If the equation of the base of an equilateral triangle is $x+y=2$ and the vertex is $(2,-1)$, then the length of the side of the triangle is
Straight Lines
Solution:
Let $A B C$ be an equilateral triangle.

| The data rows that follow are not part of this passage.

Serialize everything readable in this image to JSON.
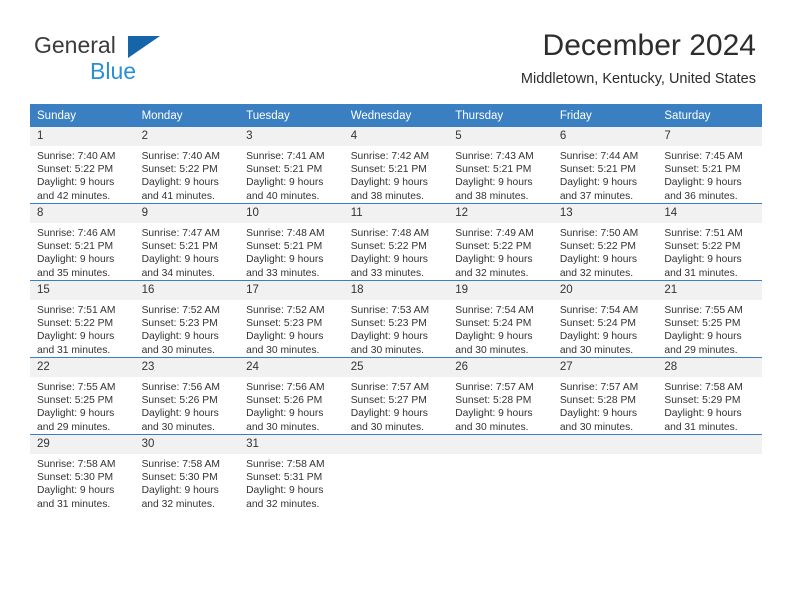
{
  "brand": {
    "name_top": "General",
    "name_bottom": "Blue",
    "triangle_icon": "brand-triangle-icon",
    "accent_color": "#1565a8",
    "blue_text_color": "#2b8fd6"
  },
  "header": {
    "title": "December 2024",
    "subtitle": "Middletown, Kentucky, United States"
  },
  "calendar": {
    "header_bg": "#3a7fc1",
    "header_text_color": "#ffffff",
    "daynum_bg": "#f1f1f1",
    "weekday_headers": [
      "Sunday",
      "Monday",
      "Tuesday",
      "Wednesday",
      "Thursday",
      "Friday",
      "Saturday"
    ],
    "weeks": [
      [
        {
          "day": "1",
          "sunrise": "Sunrise: 7:40 AM",
          "sunset": "Sunset: 5:22 PM",
          "daylight_line1": "Daylight: 9 hours",
          "daylight_line2": "and 42 minutes."
        },
        {
          "day": "2",
          "sunrise": "Sunrise: 7:40 AM",
          "sunset": "Sunset: 5:22 PM",
          "daylight_line1": "Daylight: 9 hours",
          "daylight_line2": "and 41 minutes."
        },
        {
          "day": "3",
          "sunrise": "Sunrise: 7:41 AM",
          "sunset": "Sunset: 5:21 PM",
          "daylight_line1": "Daylight: 9 hours",
          "daylight_line2": "and 40 minutes."
        },
        {
          "day": "4",
          "sunrise": "Sunrise: 7:42 AM",
          "sunset": "Sunset: 5:21 PM",
          "daylight_line1": "Daylight: 9 hours",
          "daylight_line2": "and 38 minutes."
        },
        {
          "day": "5",
          "sunrise": "Sunrise: 7:43 AM",
          "sunset": "Sunset: 5:21 PM",
          "daylight_line1": "Daylight: 9 hours",
          "daylight_line2": "and 38 minutes."
        },
        {
          "day": "6",
          "sunrise": "Sunrise: 7:44 AM",
          "sunset": "Sunset: 5:21 PM",
          "daylight_line1": "Daylight: 9 hours",
          "daylight_line2": "and 37 minutes."
        },
        {
          "day": "7",
          "sunrise": "Sunrise: 7:45 AM",
          "sunset": "Sunset: 5:21 PM",
          "daylight_line1": "Daylight: 9 hours",
          "daylight_line2": "and 36 minutes."
        }
      ],
      [
        {
          "day": "8",
          "sunrise": "Sunrise: 7:46 AM",
          "sunset": "Sunset: 5:21 PM",
          "daylight_line1": "Daylight: 9 hours",
          "daylight_line2": "and 35 minutes."
        },
        {
          "day": "9",
          "sunrise": "Sunrise: 7:47 AM",
          "sunset": "Sunset: 5:21 PM",
          "daylight_line1": "Daylight: 9 hours",
          "daylight_line2": "and 34 minutes."
        },
        {
          "day": "10",
          "sunrise": "Sunrise: 7:48 AM",
          "sunset": "Sunset: 5:21 PM",
          "daylight_line1": "Daylight: 9 hours",
          "daylight_line2": "and 33 minutes."
        },
        {
          "day": "11",
          "sunrise": "Sunrise: 7:48 AM",
          "sunset": "Sunset: 5:22 PM",
          "daylight_line1": "Daylight: 9 hours",
          "daylight_line2": "and 33 minutes."
        },
        {
          "day": "12",
          "sunrise": "Sunrise: 7:49 AM",
          "sunset": "Sunset: 5:22 PM",
          "daylight_line1": "Daylight: 9 hours",
          "daylight_line2": "and 32 minutes."
        },
        {
          "day": "13",
          "sunrise": "Sunrise: 7:50 AM",
          "sunset": "Sunset: 5:22 PM",
          "daylight_line1": "Daylight: 9 hours",
          "daylight_line2": "and 32 minutes."
        },
        {
          "day": "14",
          "sunrise": "Sunrise: 7:51 AM",
          "sunset": "Sunset: 5:22 PM",
          "daylight_line1": "Daylight: 9 hours",
          "daylight_line2": "and 31 minutes."
        }
      ],
      [
        {
          "day": "15",
          "sunrise": "Sunrise: 7:51 AM",
          "sunset": "Sunset: 5:22 PM",
          "daylight_line1": "Daylight: 9 hours",
          "daylight_line2": "and 31 minutes."
        },
        {
          "day": "16",
          "sunrise": "Sunrise: 7:52 AM",
          "sunset": "Sunset: 5:23 PM",
          "daylight_line1": "Daylight: 9 hours",
          "daylight_line2": "and 30 minutes."
        },
        {
          "day": "17",
          "sunrise": "Sunrise: 7:52 AM",
          "sunset": "Sunset: 5:23 PM",
          "daylight_line1": "Daylight: 9 hours",
          "daylight_line2": "and 30 minutes."
        },
        {
          "day": "18",
          "sunrise": "Sunrise: 7:53 AM",
          "sunset": "Sunset: 5:23 PM",
          "daylight_line1": "Daylight: 9 hours",
          "daylight_line2": "and 30 minutes."
        },
        {
          "day": "19",
          "sunrise": "Sunrise: 7:54 AM",
          "sunset": "Sunset: 5:24 PM",
          "daylight_line1": "Daylight: 9 hours",
          "daylight_line2": "and 30 minutes."
        },
        {
          "day": "20",
          "sunrise": "Sunrise: 7:54 AM",
          "sunset": "Sunset: 5:24 PM",
          "daylight_line1": "Daylight: 9 hours",
          "daylight_line2": "and 30 minutes."
        },
        {
          "day": "21",
          "sunrise": "Sunrise: 7:55 AM",
          "sunset": "Sunset: 5:25 PM",
          "daylight_line1": "Daylight: 9 hours",
          "daylight_line2": "and 29 minutes."
        }
      ],
      [
        {
          "day": "22",
          "sunrise": "Sunrise: 7:55 AM",
          "sunset": "Sunset: 5:25 PM",
          "daylight_line1": "Daylight: 9 hours",
          "daylight_line2": "and 29 minutes."
        },
        {
          "day": "23",
          "sunrise": "Sunrise: 7:56 AM",
          "sunset": "Sunset: 5:26 PM",
          "daylight_line1": "Daylight: 9 hours",
          "daylight_line2": "and 30 minutes."
        },
        {
          "day": "24",
          "sunrise": "Sunrise: 7:56 AM",
          "sunset": "Sunset: 5:26 PM",
          "daylight_line1": "Daylight: 9 hours",
          "daylight_line2": "and 30 minutes."
        },
        {
          "day": "25",
          "sunrise": "Sunrise: 7:57 AM",
          "sunset": "Sunset: 5:27 PM",
          "daylight_line1": "Daylight: 9 hours",
          "daylight_line2": "and 30 minutes."
        },
        {
          "day": "26",
          "sunrise": "Sunrise: 7:57 AM",
          "sunset": "Sunset: 5:28 PM",
          "daylight_line1": "Daylight: 9 hours",
          "daylight_line2": "and 30 minutes."
        },
        {
          "day": "27",
          "sunrise": "Sunrise: 7:57 AM",
          "sunset": "Sunset: 5:28 PM",
          "daylight_line1": "Daylight: 9 hours",
          "daylight_line2": "and 30 minutes."
        },
        {
          "day": "28",
          "sunrise": "Sunrise: 7:58 AM",
          "sunset": "Sunset: 5:29 PM",
          "daylight_line1": "Daylight: 9 hours",
          "daylight_line2": "and 31 minutes."
        }
      ],
      [
        {
          "day": "29",
          "sunrise": "Sunrise: 7:58 AM",
          "sunset": "Sunset: 5:30 PM",
          "daylight_line1": "Daylight: 9 hours",
          "daylight_line2": "and 31 minutes."
        },
        {
          "day": "30",
          "sunrise": "Sunrise: 7:58 AM",
          "sunset": "Sunset: 5:30 PM",
          "daylight_line1": "Daylight: 9 hours",
          "daylight_line2": "and 32 minutes."
        },
        {
          "day": "31",
          "sunrise": "Sunrise: 7:58 AM",
          "sunset": "Sunset: 5:31 PM",
          "daylight_line1": "Daylight: 9 hours",
          "daylight_line2": "and 32 minutes."
        },
        {
          "day": "",
          "sunrise": "",
          "sunset": "",
          "daylight_line1": "",
          "daylight_line2": ""
        },
        {
          "day": "",
          "sunrise": "",
          "sunset": "",
          "daylight_line1": "",
          "daylight_line2": ""
        },
        {
          "day": "",
          "sunrise": "",
          "sunset": "",
          "daylight_line1": "",
          "daylight_line2": ""
        },
        {
          "day": "",
          "sunrise": "",
          "sunset": "",
          "daylight_line1": "",
          "daylight_line2": ""
        }
      ]
    ]
  }
}
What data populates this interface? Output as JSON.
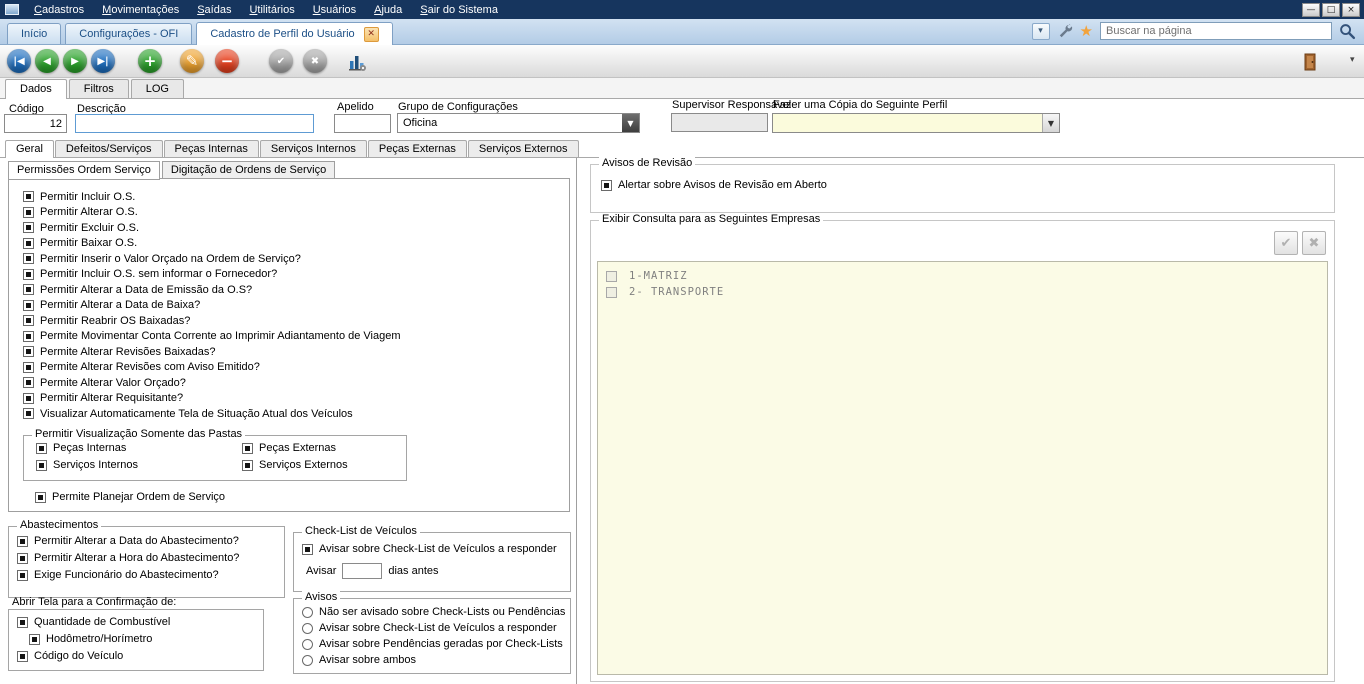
{
  "colors": {
    "menubar_bg": "#16355e",
    "tabbar_bg": "#bdd2e8",
    "tab_text": "#1c4f86",
    "field_yellow": "#fbfbdc",
    "list_yellow": "#fbfbe6",
    "field_disabled": "#e9e9e9",
    "toolbar_blue": "#1e6fc0",
    "toolbar_green": "#2ba32b",
    "toolbar_orange": "#efa32f",
    "toolbar_red": "#e8411f",
    "toolbar_disabled": "#a9a9a9"
  },
  "icons": {
    "tab_close": "✕",
    "tab_list_arrow": "▾",
    "star": "★",
    "dropdown_arrow": "▼",
    "overflow_arrow": "▾",
    "check_all": "✔",
    "uncheck_all": "✖",
    "wrench": "svg-wrench",
    "magnifier": "svg-magnifier",
    "chart": "svg-bar-chart",
    "exit_door": "svg-exit-door"
  },
  "window_controls": {
    "minimize": "—",
    "maximize": "□",
    "close": "×"
  },
  "menubar": {
    "items": [
      "Cadastros",
      "Movimentações",
      "Saídas",
      "Utilitários",
      "Usuários",
      "Ajuda",
      "Sair do Sistema"
    ]
  },
  "tabbar": {
    "tabs": [
      "Início",
      "Configurações - OFI",
      "Cadastro de Perfil do Usuário"
    ],
    "active_tab": "Cadastro de Perfil do Usuário",
    "search_placeholder": "Buscar na página"
  },
  "toolbar": {
    "buttons": [
      {
        "name": "first",
        "glyph": "|◀"
      },
      {
        "name": "previous",
        "glyph": "◀"
      },
      {
        "name": "next",
        "glyph": "▶"
      },
      {
        "name": "last",
        "glyph": "▶|"
      },
      {
        "name": "add",
        "glyph": "+"
      },
      {
        "name": "edit",
        "glyph": "✎"
      },
      {
        "name": "delete",
        "glyph": "−"
      },
      {
        "name": "confirm",
        "glyph": "✔"
      },
      {
        "name": "cancel",
        "glyph": "✖"
      }
    ]
  },
  "subtabs": [
    "Dados",
    "Filtros",
    "LOG"
  ],
  "form": {
    "codigo": {
      "label": "Código",
      "value": "12"
    },
    "descricao": {
      "label": "Descrição",
      "value": ""
    },
    "apelido": {
      "label": "Apelido",
      "value": ""
    },
    "grupo": {
      "label": "Grupo de Configurações",
      "value": "Oficina"
    },
    "supervisor": {
      "label": "Supervisor Responsável",
      "value": ""
    },
    "copia": {
      "label": "Fazer uma Cópia do Seguinte Perfil",
      "value": ""
    }
  },
  "maintabs": [
    "Geral",
    "Defeitos/Serviços",
    "Peças Internas",
    "Serviços Internos",
    "Peças Externas",
    "Serviços Externos"
  ],
  "geral": {
    "perm_tabs": [
      "Permissões Ordem Serviço",
      "Digitação de Ordens de Serviço"
    ],
    "os_items": [
      {
        "label": "Permitir Incluir O.S.",
        "checked": true
      },
      {
        "label": "Permitir Alterar O.S.",
        "checked": true
      },
      {
        "label": "Permitir Excluir O.S.",
        "checked": true
      },
      {
        "label": "Permitir Baixar O.S.",
        "checked": true
      },
      {
        "label": "Permitir Inserir o Valor Orçado na Ordem de Serviço?",
        "checked": true
      },
      {
        "label": "Permitir Incluir O.S. sem informar o Fornecedor?",
        "checked": true
      },
      {
        "label": "Permitir Alterar a Data de Emissão da O.S?",
        "checked": true
      },
      {
        "label": "Permitir Alterar a Data de Baixa?",
        "checked": true
      },
      {
        "label": "Permitir Reabrir OS Baixadas?",
        "checked": true
      },
      {
        "label": "Permite Movimentar Conta Corrente ao Imprimir Adiantamento de Viagem",
        "checked": true
      },
      {
        "label": "Permite Alterar Revisões Baixadas?",
        "checked": true
      },
      {
        "label": "Permite Alterar Revisões com Aviso Emitido?",
        "checked": true
      },
      {
        "label": "Permite Alterar Valor Orçado?",
        "checked": true
      },
      {
        "label": "Permitir Alterar Requisitante?",
        "checked": true
      },
      {
        "label": "Visualizar Automaticamente Tela de Situação Atual dos Veículos",
        "checked": true
      }
    ],
    "pastas": {
      "legend": "Permitir Visualização Somente das Pastas",
      "items": [
        {
          "label": "Peças Internas",
          "checked": true
        },
        {
          "label": "Peças Externas",
          "checked": true
        },
        {
          "label": "Serviços Internos",
          "checked": true
        },
        {
          "label": "Serviços Externos",
          "checked": true
        }
      ]
    },
    "planejar": {
      "label": "Permite Planejar Ordem de Serviço",
      "checked": true
    },
    "abastecimentos": {
      "legend": "Abastecimentos",
      "items": [
        {
          "label": "Permitir Alterar a Data do Abastecimento?",
          "checked": true
        },
        {
          "label": "Permitir Alterar a Hora do Abastecimento?",
          "checked": true
        },
        {
          "label": "Exige Funcionário do Abastecimento?",
          "checked": true
        }
      ]
    },
    "abrir_tela": {
      "label": "Abrir Tela para a Confirmação de:",
      "items": [
        {
          "label": "Quantidade de Combustível",
          "checked": true
        },
        {
          "label": "Hodômetro/Horímetro",
          "checked": true
        },
        {
          "label": "Código do Veículo",
          "checked": true
        }
      ]
    },
    "checklist": {
      "legend": "Check-List de Veículos",
      "item": {
        "label": "Avisar sobre Check-List de Veículos a responder",
        "checked": true
      },
      "avisar_label": "Avisar",
      "days_value": "",
      "suffix": "dias antes"
    },
    "avisos": {
      "legend": "Avisos",
      "options": [
        {
          "label": "Não ser avisado sobre Check-Lists ou Pendências",
          "checked": false
        },
        {
          "label": "Avisar sobre Check-List de Veículos a responder",
          "checked": false
        },
        {
          "label": "Avisar sobre Pendências geradas por Check-Lists",
          "checked": false
        },
        {
          "label": "Avisar sobre ambos",
          "checked": false
        }
      ]
    },
    "revisao": {
      "legend": "Avisos de Revisão",
      "item": {
        "label": "Alertar sobre Avisos de Revisão em Aberto",
        "checked": true
      }
    },
    "empresas": {
      "legend": "Exibir Consulta para as Seguintes Empresas",
      "rows": [
        {
          "label": "1-MATRIZ",
          "checked": false
        },
        {
          "label": "2- TRANSPORTE",
          "checked": false
        }
      ]
    }
  }
}
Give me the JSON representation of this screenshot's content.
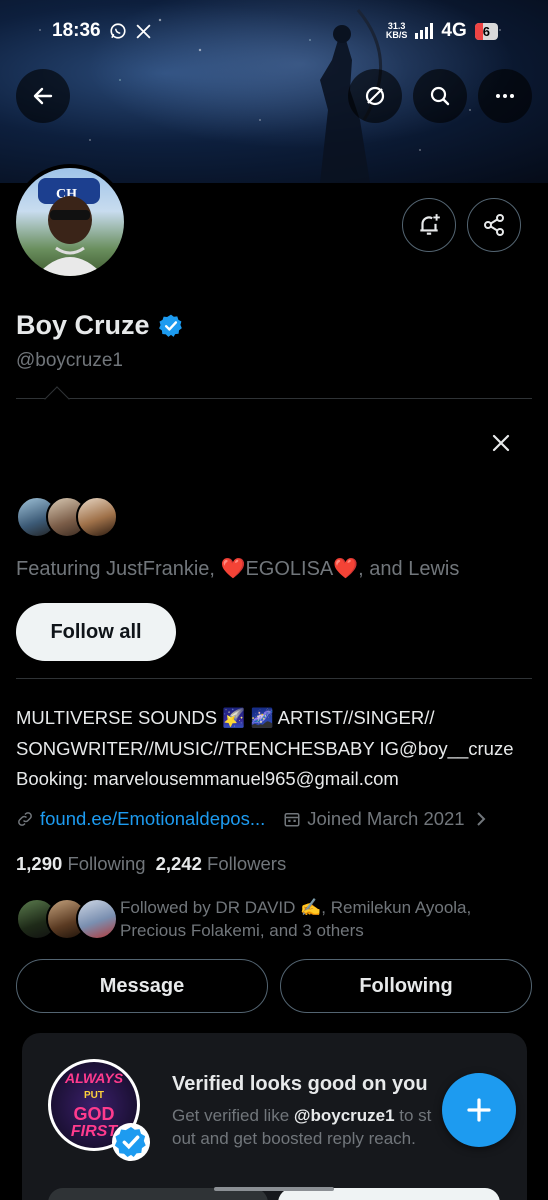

Draw $A D \perp B C$.
Length of $A D=$ Perpendicular distance from $A(2,-1)$ to the line $x+y-2=0$
$=\left|\frac{2-1-2}{\sqrt{1+1}}\right|=\frac{1}{\sqrt{2}}$
Since, $\triangle A B C$ is an equilateral triangle, so $\angle A B C=60^{\circ}$.
In $\triangle A B D$,
$\Rightarrow \sin 60^{\circ}=\frac{A D}{A B}$
$ \Rightarrow \frac{\sqrt{3}}{2}=\frac{\frac{1}{\sqrt{2}}}{A B} $
$\Rightarrow A B=\frac{\sqrt{3}}{2}=\frac{1}{\sqrt{2}} A B$
$\Rightarrow A B =\sqrt{\frac{2}{3}} $ unit
Since, $\triangle A B C$ is an equilateral triangle, so all sides are equal length.
$\therefore $ Length of $ A B=$ Length of $ B C=$ Length of $C A=\sqrt{\frac{2}{3}}$